Not that I know how file capabilities work, so maybe of less help at all, but I just have seen this in Prefix on RHEL 5.2 (does not cause the merge to stop): ACCESS DENIED open_wr: /selinux/context
i think dont think that is related in any way to this bug
I hit this bug on a stable x86 system while trying to install games-rpg/nwn-data. The ebuild fall into an endless loop like this : > >>> Unpacking source... > ERROR: ld.so: object 'libsandbox.so' from LD_PRELOAD cannot be preloaded: ignored. > Please insert your first Neverwinter Nights CD/DVD into your drive and > press any key to continue > ERROR: ld.so: object 'libsandbox.so' from LD_PRELOAD cannot be preloaded: ignored. > Please insert your first Neverwinter Nights CD/DVD into your drive and > press any key to continue > ^C I must hit ctrl+c to abort. I then read the nwn-data ebuild, and found that the CD_ROOT autodetection is broken for me because the mount command always return this error if executed into the sandbox without root privileges (FEATURES="userpriv"). > $ sandbox mount > ERROR: ld.so: object 'libsandbox.so' from LD_PRELOAD cannot be preloaded: ignored. > /dev/sda1 on / type ext4 (rw,noatime) The workaround for me is simple : export CD_ROOT="/my/cd/path" before emerging nwn-data, but now I know that CD autodetection from ebuilds is broken for me. sandbox-1.6-r2 installed.

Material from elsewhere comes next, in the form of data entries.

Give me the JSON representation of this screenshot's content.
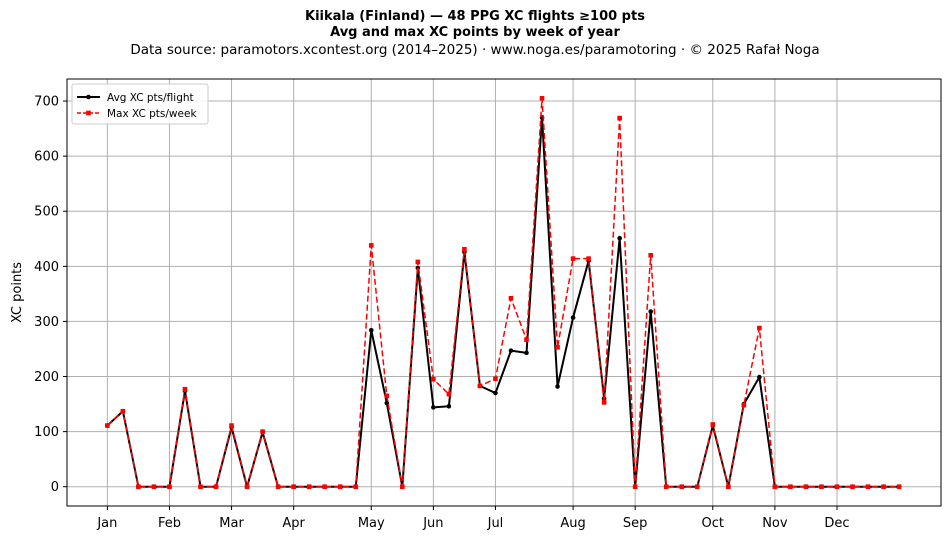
{
  "header": {
    "title": "Kiikala (Finland)  —  48 PPG XC flights ≥100 pts",
    "subtitle": "Avg and max XC points by week of year",
    "source": "Data source: paramotors.xcontest.org (2014–2025)  ·  www.noga.es/paramotoring  ·  © 2025 Rafał Noga"
  },
  "chart_data": {
    "type": "line",
    "title": "Kiikala (Finland)  —  48 PPG XC flights ≥100 pts",
    "subtitle": "Avg and max XC points by week of year",
    "xlabel": "",
    "ylabel": "XC points",
    "x": [
      1,
      2,
      3,
      4,
      5,
      6,
      7,
      8,
      9,
      10,
      11,
      12,
      13,
      14,
      15,
      16,
      17,
      18,
      19,
      20,
      21,
      22,
      23,
      24,
      25,
      26,
      27,
      28,
      29,
      30,
      31,
      32,
      33,
      34,
      35,
      36,
      37,
      38,
      39,
      40,
      41,
      42,
      43,
      44,
      45,
      46,
      47,
      48,
      49,
      50,
      51,
      52
    ],
    "xlim": [
      -1.6,
      54.7
    ],
    "ylim": [
      -35,
      740
    ],
    "yticks": [
      0,
      100,
      200,
      300,
      400,
      500,
      600,
      700
    ],
    "xticks": [
      {
        "value": 1,
        "label": "Jan"
      },
      {
        "value": 5,
        "label": "Feb"
      },
      {
        "value": 9,
        "label": "Mar"
      },
      {
        "value": 13,
        "label": "Apr"
      },
      {
        "value": 18,
        "label": "May"
      },
      {
        "value": 22,
        "label": "Jun"
      },
      {
        "value": 26,
        "label": "Jul"
      },
      {
        "value": 31,
        "label": "Aug"
      },
      {
        "value": 35,
        "label": "Sep"
      },
      {
        "value": 40,
        "label": "Oct"
      },
      {
        "value": 44,
        "label": "Nov"
      },
      {
        "value": 48,
        "label": "Dec"
      }
    ],
    "grid": true,
    "legend_position": "top-left",
    "series": [
      {
        "name": "Avg XC pts/flight",
        "color": "#000000",
        "style": "solid",
        "marker": "circle",
        "values": [
          111,
          137,
          0,
          0,
          0,
          174,
          0,
          0,
          108,
          0,
          99,
          0,
          0,
          0,
          0,
          0,
          0,
          284,
          152,
          0,
          397,
          144,
          146,
          426,
          183,
          170,
          247,
          243,
          670,
          182,
          307,
          410,
          160,
          451,
          0,
          318,
          0,
          0,
          0,
          111,
          0,
          150,
          199,
          0,
          0,
          0,
          0,
          0,
          0,
          0,
          0,
          0
        ]
      },
      {
        "name": "Max XC pts/week",
        "color": "#ff0000",
        "style": "dashed",
        "marker": "square",
        "values": [
          111,
          137,
          0,
          0,
          0,
          177,
          0,
          0,
          111,
          0,
          100,
          0,
          0,
          0,
          0,
          0,
          0,
          438,
          165,
          0,
          408,
          195,
          168,
          431,
          183,
          196,
          342,
          267,
          705,
          253,
          414,
          414,
          153,
          669,
          0,
          420,
          0,
          0,
          0,
          113,
          0,
          148,
          288,
          0,
          0,
          0,
          0,
          0,
          0,
          0,
          0,
          0
        ]
      }
    ]
  }
}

I also run into this problem with a machine running X86_64 version. Looks like libsandbox.so/la are installed into /usr/lib32 and /usr/lib64. My fix is creating symlinks from /usr/lib32/libsandbox.so/la to /usr/lib/libsandbox.so/la. sys-apps/sandbox-1.6-r2 must has a bug at least for x86_64 version. Simon
A better solution is to add /usr/lib32 and /usr/lib64 to /etc/ld.so.conf file. Then run ldconfig. Simon
that has nothing to do with this bug, nor do i know what you're talking about. open a new bug for your issue with proper info & full logs.
thinking about it some more, i think this is expected behavior. you're running with FEATURES=userpriv, and setting capabilities on a program have pretty much the same general practical implications of doing set*id on the binary. since you're executing `mv` as non-root, glibc's ldso will ignore LD_PRELOAD for security protection (ignore symbol interposition, constructors, etc...). in other words, i dont think there's any way this can be "fixed".